The back garden is 5 steps down from the back of the house so the ledger board I need to fix to the house is 3300mm off ground level, the roof will run 6400mm along side the house and 2700mm out form the house.

 

Check it doesn't need planning permission  first. Eg within 2m of the boundary the eaves  need to be <3m high to come within permitted development rules. However I think that's measured at the point furthest from your rear wall. Details in here..

 

https://www.gov.uk/government/publications/permitted-development-rights-for-householders-technical-guidance

 

4 hours ago, oddjob said:

I'm thinking a 6x2 ledger board, 8 5x2  joist going out to a 7x2 beam that sits on 3 4x4 posts spaced 3000mm apart. and about 3100mm off the ground
The posts will be anchored with brackets to concrete footers that is going to be 2sqf. 

 

Those dimensions sound ok to me.
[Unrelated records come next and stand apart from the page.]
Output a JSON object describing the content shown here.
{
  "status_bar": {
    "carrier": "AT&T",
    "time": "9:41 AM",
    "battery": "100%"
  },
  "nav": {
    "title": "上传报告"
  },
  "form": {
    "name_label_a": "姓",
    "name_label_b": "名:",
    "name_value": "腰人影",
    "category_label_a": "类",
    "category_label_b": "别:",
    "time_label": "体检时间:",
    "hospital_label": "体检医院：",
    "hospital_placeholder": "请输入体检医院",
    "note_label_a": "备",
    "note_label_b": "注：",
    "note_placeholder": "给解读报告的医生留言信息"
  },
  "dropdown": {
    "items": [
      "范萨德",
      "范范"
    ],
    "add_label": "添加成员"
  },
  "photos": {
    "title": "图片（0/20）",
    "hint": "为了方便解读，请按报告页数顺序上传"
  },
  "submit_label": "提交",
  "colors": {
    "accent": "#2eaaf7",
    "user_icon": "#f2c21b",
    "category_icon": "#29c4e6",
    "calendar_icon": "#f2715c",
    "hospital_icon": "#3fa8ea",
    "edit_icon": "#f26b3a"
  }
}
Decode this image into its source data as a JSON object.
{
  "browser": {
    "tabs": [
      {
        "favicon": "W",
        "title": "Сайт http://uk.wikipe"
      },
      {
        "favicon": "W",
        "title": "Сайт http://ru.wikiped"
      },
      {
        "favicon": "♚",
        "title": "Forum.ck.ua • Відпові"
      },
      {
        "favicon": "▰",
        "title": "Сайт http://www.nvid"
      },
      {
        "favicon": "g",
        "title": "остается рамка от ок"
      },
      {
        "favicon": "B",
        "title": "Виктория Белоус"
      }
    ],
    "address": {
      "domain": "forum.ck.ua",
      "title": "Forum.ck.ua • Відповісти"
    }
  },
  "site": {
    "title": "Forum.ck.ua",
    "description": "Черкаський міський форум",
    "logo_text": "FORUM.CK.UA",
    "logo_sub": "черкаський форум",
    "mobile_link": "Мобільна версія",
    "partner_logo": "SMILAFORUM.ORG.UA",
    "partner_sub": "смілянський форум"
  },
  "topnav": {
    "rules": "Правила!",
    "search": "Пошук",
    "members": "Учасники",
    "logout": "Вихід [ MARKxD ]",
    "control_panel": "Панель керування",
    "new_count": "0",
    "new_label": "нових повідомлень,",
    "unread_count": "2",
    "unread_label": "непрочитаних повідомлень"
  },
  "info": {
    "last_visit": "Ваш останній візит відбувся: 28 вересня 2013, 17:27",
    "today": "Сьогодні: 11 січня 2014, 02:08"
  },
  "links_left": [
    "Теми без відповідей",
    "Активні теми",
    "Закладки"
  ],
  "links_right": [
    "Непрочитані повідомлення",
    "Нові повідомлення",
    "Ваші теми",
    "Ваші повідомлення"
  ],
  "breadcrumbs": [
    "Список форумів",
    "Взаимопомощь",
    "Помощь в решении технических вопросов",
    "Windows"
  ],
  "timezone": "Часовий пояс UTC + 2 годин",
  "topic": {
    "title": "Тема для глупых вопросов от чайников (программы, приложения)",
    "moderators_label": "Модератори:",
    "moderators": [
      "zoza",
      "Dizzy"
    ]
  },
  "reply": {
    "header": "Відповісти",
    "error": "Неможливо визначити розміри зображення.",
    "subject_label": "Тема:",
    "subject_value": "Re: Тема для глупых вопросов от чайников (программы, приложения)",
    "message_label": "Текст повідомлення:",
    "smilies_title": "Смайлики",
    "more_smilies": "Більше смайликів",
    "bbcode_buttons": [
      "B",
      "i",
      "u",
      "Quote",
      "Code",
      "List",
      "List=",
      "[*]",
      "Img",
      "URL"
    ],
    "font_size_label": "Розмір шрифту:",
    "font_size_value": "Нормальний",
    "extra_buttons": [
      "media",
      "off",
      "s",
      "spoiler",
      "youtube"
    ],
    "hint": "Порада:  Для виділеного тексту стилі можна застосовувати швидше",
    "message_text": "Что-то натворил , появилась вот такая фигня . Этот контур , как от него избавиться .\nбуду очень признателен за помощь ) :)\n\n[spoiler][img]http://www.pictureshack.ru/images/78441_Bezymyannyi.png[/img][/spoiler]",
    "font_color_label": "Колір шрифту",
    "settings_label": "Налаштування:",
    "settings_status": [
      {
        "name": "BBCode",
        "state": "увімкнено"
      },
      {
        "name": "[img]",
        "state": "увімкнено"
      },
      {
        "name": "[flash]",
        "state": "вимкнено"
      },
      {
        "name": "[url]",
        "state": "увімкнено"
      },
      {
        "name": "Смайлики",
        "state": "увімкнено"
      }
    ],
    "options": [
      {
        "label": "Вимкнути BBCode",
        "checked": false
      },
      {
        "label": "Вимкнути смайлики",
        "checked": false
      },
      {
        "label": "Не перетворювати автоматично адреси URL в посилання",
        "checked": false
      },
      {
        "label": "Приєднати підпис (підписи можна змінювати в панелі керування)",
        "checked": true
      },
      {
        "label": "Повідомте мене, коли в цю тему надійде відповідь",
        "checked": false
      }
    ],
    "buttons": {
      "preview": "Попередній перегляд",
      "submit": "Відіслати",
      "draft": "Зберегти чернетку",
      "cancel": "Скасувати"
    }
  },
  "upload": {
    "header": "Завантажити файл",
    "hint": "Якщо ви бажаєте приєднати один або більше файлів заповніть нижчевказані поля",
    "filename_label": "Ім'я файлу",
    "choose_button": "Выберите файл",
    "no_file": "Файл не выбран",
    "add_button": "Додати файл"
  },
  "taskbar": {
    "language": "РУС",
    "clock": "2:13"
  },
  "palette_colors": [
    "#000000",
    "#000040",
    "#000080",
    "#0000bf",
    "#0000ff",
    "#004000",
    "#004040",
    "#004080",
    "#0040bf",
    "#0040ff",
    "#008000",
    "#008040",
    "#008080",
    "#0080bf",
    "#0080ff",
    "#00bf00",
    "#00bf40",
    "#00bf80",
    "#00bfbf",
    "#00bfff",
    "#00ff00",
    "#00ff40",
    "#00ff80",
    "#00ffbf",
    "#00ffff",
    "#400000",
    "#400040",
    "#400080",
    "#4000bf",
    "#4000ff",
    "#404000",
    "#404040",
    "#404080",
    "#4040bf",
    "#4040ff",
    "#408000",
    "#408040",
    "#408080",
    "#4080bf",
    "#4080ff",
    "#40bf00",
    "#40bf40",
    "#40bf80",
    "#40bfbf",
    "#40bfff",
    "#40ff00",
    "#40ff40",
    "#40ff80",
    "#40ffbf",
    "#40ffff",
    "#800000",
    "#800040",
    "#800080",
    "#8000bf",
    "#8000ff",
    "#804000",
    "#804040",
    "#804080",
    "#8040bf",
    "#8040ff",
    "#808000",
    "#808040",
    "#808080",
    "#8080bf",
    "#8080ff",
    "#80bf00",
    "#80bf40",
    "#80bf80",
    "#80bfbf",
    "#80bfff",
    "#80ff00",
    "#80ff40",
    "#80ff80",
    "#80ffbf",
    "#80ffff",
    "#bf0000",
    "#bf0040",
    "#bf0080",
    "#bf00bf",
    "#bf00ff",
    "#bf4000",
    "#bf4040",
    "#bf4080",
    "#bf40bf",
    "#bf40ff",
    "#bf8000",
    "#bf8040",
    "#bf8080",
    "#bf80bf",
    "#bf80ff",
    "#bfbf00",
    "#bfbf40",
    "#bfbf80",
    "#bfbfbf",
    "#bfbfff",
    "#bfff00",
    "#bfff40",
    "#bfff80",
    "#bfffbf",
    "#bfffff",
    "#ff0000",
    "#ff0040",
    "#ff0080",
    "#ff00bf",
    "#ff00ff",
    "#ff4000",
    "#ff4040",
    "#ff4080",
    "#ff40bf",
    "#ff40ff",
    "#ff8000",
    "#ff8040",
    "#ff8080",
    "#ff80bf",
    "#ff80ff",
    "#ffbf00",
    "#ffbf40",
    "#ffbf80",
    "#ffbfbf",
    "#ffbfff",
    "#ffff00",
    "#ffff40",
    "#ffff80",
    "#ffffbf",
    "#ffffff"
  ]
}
For the brackets I would use something like this that raises the bottom of the posts off the ground a bit.

 

https://go.twenga.co.uk/to?s=9720237&gap=&gat=pla&aagid=48884992022&acid=1017976262&atid=pla-405564714126&aadid=247473114207&mcoid=114135292651&appid=405564714126&gd=t&mcid=166725238&url=https%3A%2F%2Frover.ebay.com%2Frover%2F1%2F710-53481-19255-0%2F1%3Fff3%3D4%26pub%3D5574631662%26toolid%3D10001%26campid%3D5338624526%26customid%3D%26mpre%3Dhttps%3A%2F%2Fwww.ebay.co.uk%2Fitm%2FHeavy-Duty-Galvanised-Concealed-Fence-Gazebo-Post-Support-Base-Bracket-Shoe-%2F114135292651%3Fvar%3D&gclid=CjwKCAjw34n5BRA9EiwA2u9k37T3KqGX8p8ITrqewKeFRaJagIVu38y1rLaNeymfLDUqZ3arwX3BexoCJbQQAvD_B

 

If using pressure treated timber I'd cut the post to height and put the cut end at the top where its sheltered under the roof leaving the deeply pressure treated end at the bottom. Obviously treat the cut end but I reckon it will last longer if you do it that way up.